Die häufigste Ursache für Scheidenausfluss und Geruch ist keine Hefepilzinfektion – es handelt sich vielmehr um eine bakterielle Vaginose, die eine völlig andere Behandlung erfordert. Hier erfahren Sie, wie Sie die Hauptursachen tatsächlich voneinander unterscheiden können.
In den Regalen für rezeptfreie Medikamente dominieren Antimykotika gegen Hefepilzinfektionen, was zu einer naheliegenden, aber oft falschen Annahme führt: dass ungewöhnlicher Ausfluss oder Geruch auf eine Hefepilzinfektion hindeuten.

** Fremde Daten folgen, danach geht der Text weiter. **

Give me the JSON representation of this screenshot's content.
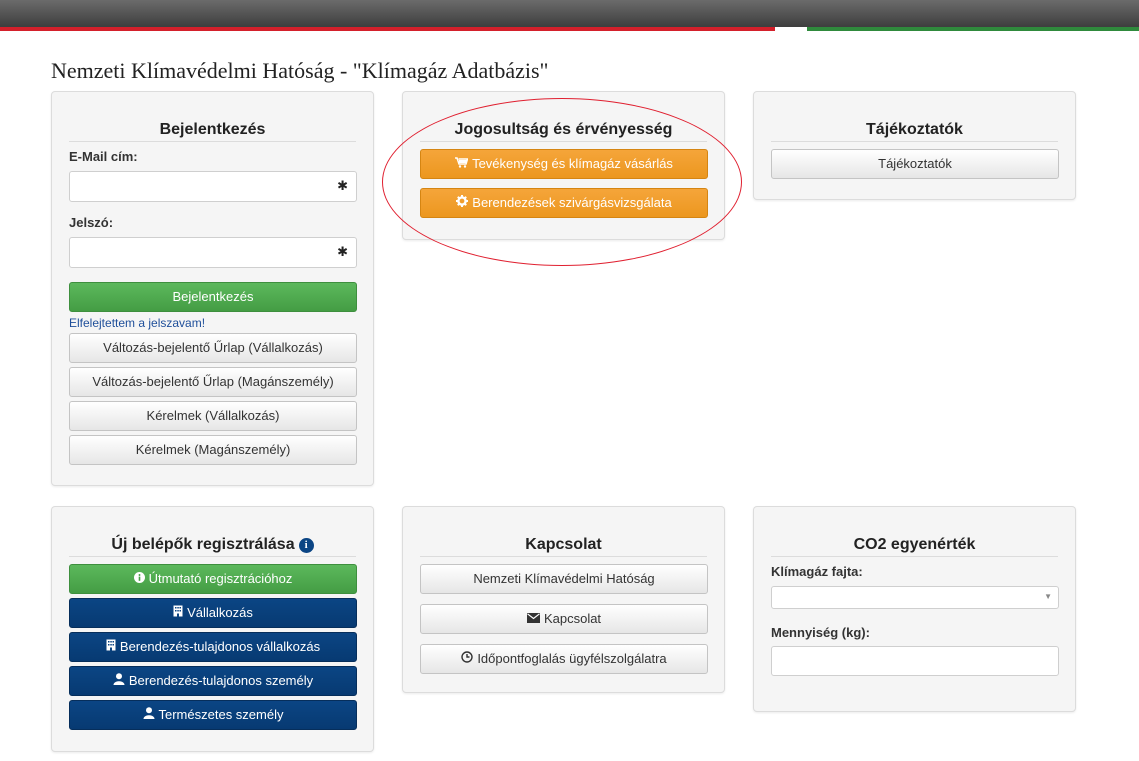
{
  "page": {
    "title": "Nemzeti Klímavédelmi Hatóság - \"Klímagáz Adatbázis\""
  },
  "login": {
    "title": "Bejelentkezés",
    "email_label": "E-Mail cím:",
    "email_value": "",
    "password_label": "Jelszó:",
    "password_value": "",
    "required_marker": "✱",
    "login_button": "Bejelentkezés",
    "forgot_link": "Elfelejtettem a jelszavam!",
    "buttons": [
      "Változás-bejelentő Űrlap (Vállalkozás)",
      "Változás-bejelentő Űrlap (Magánszemély)",
      "Kérelmek (Vállalkozás)",
      "Kérelmek (Magánszemély)"
    ]
  },
  "eligibility": {
    "title": "Jogosultság és érvényesség",
    "buttons": [
      {
        "icon": "cart-icon",
        "label": "Tevékenység és klímagáz vásárlás"
      },
      {
        "icon": "gear-icon",
        "label": "Berendezések szivárgásvizsgálata"
      }
    ]
  },
  "info": {
    "title": "Tájékoztatók",
    "button": "Tájékoztatók"
  },
  "registration": {
    "title": "Új belépők regisztrálása",
    "guide_button": "Útmutató regisztrációhoz",
    "buttons": [
      {
        "icon": "building-icon",
        "label": "Vállalkozás"
      },
      {
        "icon": "building-icon",
        "label": "Berendezés-tulajdonos vállalkozás"
      },
      {
        "icon": "user-icon",
        "label": "Berendezés-tulajdonos személy"
      },
      {
        "icon": "user-icon",
        "label": "Természetes személy"
      }
    ]
  },
  "contact": {
    "title": "Kapcsolat",
    "buttons": [
      {
        "icon": "",
        "label": "Nemzeti Klímavédelmi Hatóság"
      },
      {
        "icon": "envelope-icon",
        "label": "Kapcsolat"
      },
      {
        "icon": "clock-icon",
        "label": "Időpontfoglalás ügyfélszolgálatra"
      }
    ]
  },
  "co2": {
    "title": "CO2 egyenérték",
    "gas_type_label": "Klímagáz fajta:",
    "gas_type_value": "",
    "quantity_label": "Mennyiség (kg):",
    "quantity_value": ""
  },
  "colors": {
    "accent_green": "#5cb85c",
    "accent_orange": "#f0a030",
    "accent_navy": "#0b4584",
    "highlight_oval": "#e02030",
    "flag_red": "#d4202b",
    "flag_green": "#2f8a3c"
  }
}
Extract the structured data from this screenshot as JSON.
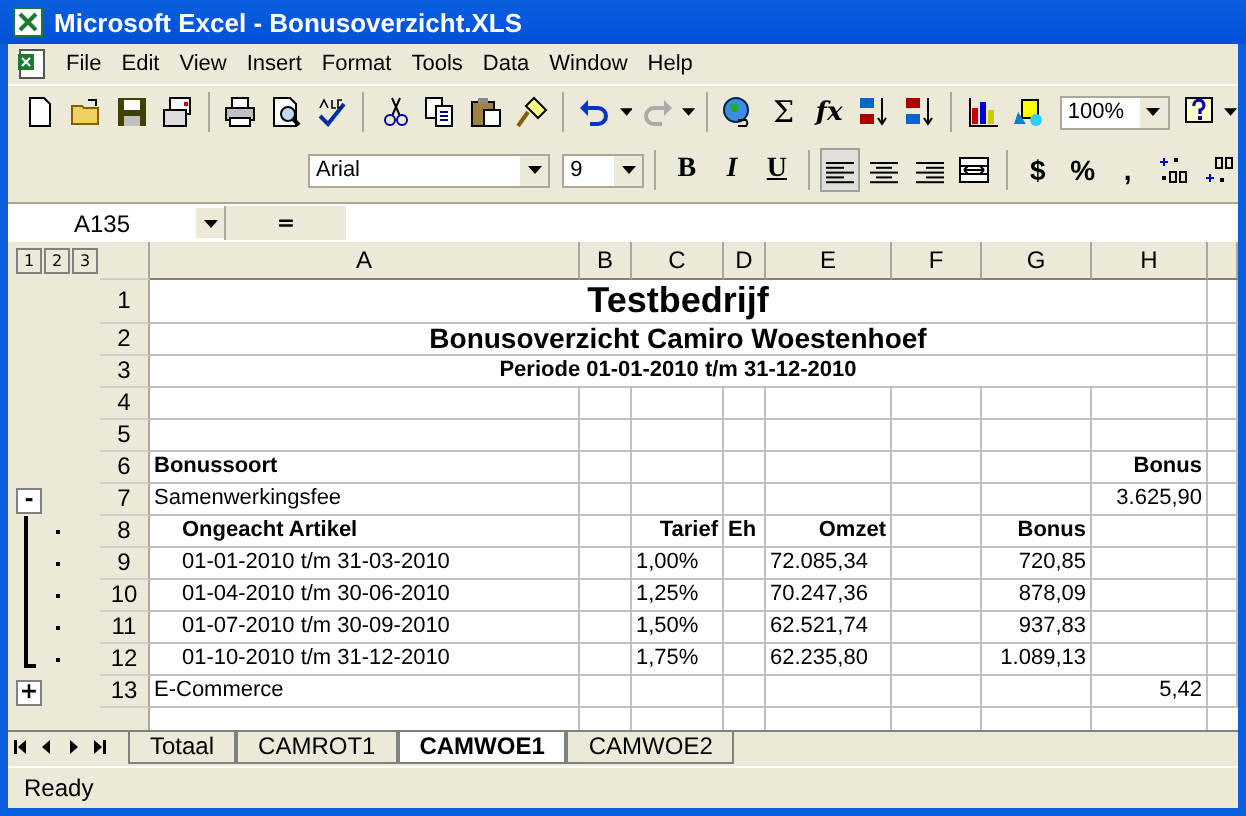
{
  "window": {
    "title": "Microsoft Excel - Bonusoverzicht.XLS"
  },
  "menu": [
    "File",
    "Edit",
    "View",
    "Insert",
    "Format",
    "Tools",
    "Data",
    "Window",
    "Help"
  ],
  "standard_toolbar": {
    "sum": "Σ",
    "function": "fx",
    "zoom": "100%"
  },
  "formatting_toolbar": {
    "font": "Arial",
    "size": "9",
    "buttons": [
      {
        "kind": "bold",
        "label": "B"
      },
      {
        "kind": "italic",
        "label": "I"
      },
      {
        "kind": "underline",
        "label": "U"
      },
      {
        "kind": "align-left",
        "selected": true
      },
      {
        "kind": "align-center",
        "selected": false
      },
      {
        "kind": "align-right",
        "selected": false
      },
      {
        "kind": "merge"
      },
      {
        "kind": "currency",
        "label": "$"
      },
      {
        "kind": "percent",
        "label": "%"
      },
      {
        "kind": "comma",
        "label": ","
      },
      {
        "kind": "increase-decimal"
      },
      {
        "kind": "decrease-decimal"
      }
    ]
  },
  "formula_bar": {
    "name_box": "A135",
    "equals": "="
  },
  "outline_levels": [
    "1",
    "2",
    "3"
  ],
  "columns": [
    "A",
    "B",
    "C",
    "D",
    "E",
    "F",
    "G",
    "H"
  ],
  "rows": [
    {
      "number": "1",
      "kind": "title",
      "a": "Testbedrijf"
    },
    {
      "number": "2",
      "kind": "subtitle",
      "a": "Bonusoverzicht Camiro Woestenhoef"
    },
    {
      "number": "3",
      "kind": "period",
      "a": "Periode 01-01-2010 t/m 31-12-2010"
    },
    {
      "number": "4",
      "kind": "blank"
    },
    {
      "number": "5",
      "kind": "blank"
    },
    {
      "number": "6",
      "kind": "heading",
      "a": "Bonussoort",
      "h": "Bonus"
    },
    {
      "number": "7",
      "kind": "group",
      "outline": {
        "kind": "button",
        "symbol": "-"
      },
      "a": "Samenwerkingsfee",
      "h": "3.625,90"
    },
    {
      "number": "8",
      "kind": "detail-heading",
      "outline": {
        "kind": "dot"
      },
      "a": "Ongeacht Artikel",
      "c": "Tarief",
      "d": "Eh",
      "e": "Omzet",
      "g": "Bonus"
    },
    {
      "number": "9",
      "kind": "detail",
      "outline": {
        "kind": "dot"
      },
      "a": "01-01-2010 t/m 31-03-2010",
      "c": "1,00%",
      "e": "72.085,34",
      "g": "720,85"
    },
    {
      "number": "10",
      "kind": "detail",
      "outline": {
        "kind": "dot"
      },
      "a": "01-04-2010 t/m 30-06-2010",
      "c": "1,25%",
      "e": "70.247,36",
      "g": "878,09"
    },
    {
      "number": "11",
      "kind": "detail",
      "outline": {
        "kind": "dot"
      },
      "a": "01-07-2010 t/m 30-09-2010",
      "c": "1,50%",
      "e": "62.521,74",
      "g": "937,83"
    },
    {
      "number": "12",
      "kind": "detail",
      "outline": {
        "kind": "dot-end"
      },
      "a": "01-10-2010 t/m 31-12-2010",
      "c": "1,75%",
      "e": "62.235,80",
      "g": "1.089,13"
    },
    {
      "number": "13",
      "kind": "group",
      "outline": {
        "kind": "button",
        "symbol": "+"
      },
      "a": "E-Commerce",
      "h": "5,42"
    }
  ],
  "sheet_tabs": [
    {
      "label": "Totaal",
      "selected": false
    },
    {
      "label": "CAMROT1",
      "selected": false
    },
    {
      "label": "CAMWOE1",
      "selected": true
    },
    {
      "label": "CAMWOE2",
      "selected": false
    }
  ],
  "status_bar": {
    "text": "Ready"
  }
}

Tatsächlich ist die bakterielle Vaginose (BV) die häufigere Ursache für diese Symptome bei Frauen im gebärfähigen Alter – und eine Behandlung mit Antimykotika hilft hier überhaupt nicht, da es sich gar nicht um ein Pilzproblem handelt.
Bakterielle Vaginose (BV)
Bei der BV handelt es sich weniger um eine von außen eingeschleppte Infektion als vielmehr um ein Ungleichgewicht der normalerweise vorhandenen Bakterien. Das gesunde Milieu der Scheide wird typischerweise von Laktobazillen dominiert, die einen sauren pH-Wert aufrechterhalten, der andere Bakterien in Schach hält. Wenn sich dieses Gleichgewicht verschiebt – wodurch sich andere natürlich vorkommende Bakterien übermäßig vermehren können –, entsteht eine BV. Typischerweise kommt es zu einem dünnflüssigen, grauweißen Ausfluss und einem deutlichen fischartigen Geruch, der oft nach dem Geschlechtsverkehr stärker wahrnehmbar ist; wichtig ist jedoch, dass sie in der Regel keinen starken Juckreiz verursacht – ein wesentlicher Unterschied zu Hefepilzinfektionen, der häufig übersehen wird. Da es sich um eine bakterielle und keine pilzbedingte Erkrankung handelt, erfordert die Behandlung Antibiotika und keine antimykotischen Cremes.
Hefepilzinfektionen
Hefepilzinfektionen entstehen durch eine übermäßige Vermehrung von Candida, einem Pilz, der normalerweise in geringen Mengen vorhanden ist. Sie gehen typischerweise mit einem dicken, weißen, „Hüttenkäse“-ähnlichen Ausfluss einher, begleitet von starkem Juckreiz und Reizungen – wobei der Juckreiz im Vergleich zur bakteriellen Vaginose das zuverlässigere Unterscheidungsmerkmal ist. Hefepilzinfektionen treten besonders häufig nach einer Antibiotikabehandlung auf, da Antibiotika die schützenden Laktobazillen stören, die Candida normalerweise in Schach halten, wodurch sich der Pilz übermäßig vermehren kann. Die Behandlung erfolgt mit Antimykotika, die sowohl rezeptfrei als auch verschreibungspflichtig erhältlich sind.
Trichomoniasis
Trichomoniasis ist eine durch einen Parasiten verursachte sexuell übertragbare Infektion, die sich in einem wichtigen Punkt von den beiden oben genannten Erkrankungen unterscheidet: Viele Betroffene zeigen keinerlei Symptome, während bei anderen ein schaumiger, gelbgrüner Ausfluss mit einem wahrnehmbaren Geruch auftritt. Da es sich um eine sexuell übertragbare Infektion handelt, müssen bei der Behandlung beide Partner gleichzeitig behandelt werden, auch wenn nur einer Symptome zeigt – andernfalls ist eine erneute Ansteckung wahrscheinlich.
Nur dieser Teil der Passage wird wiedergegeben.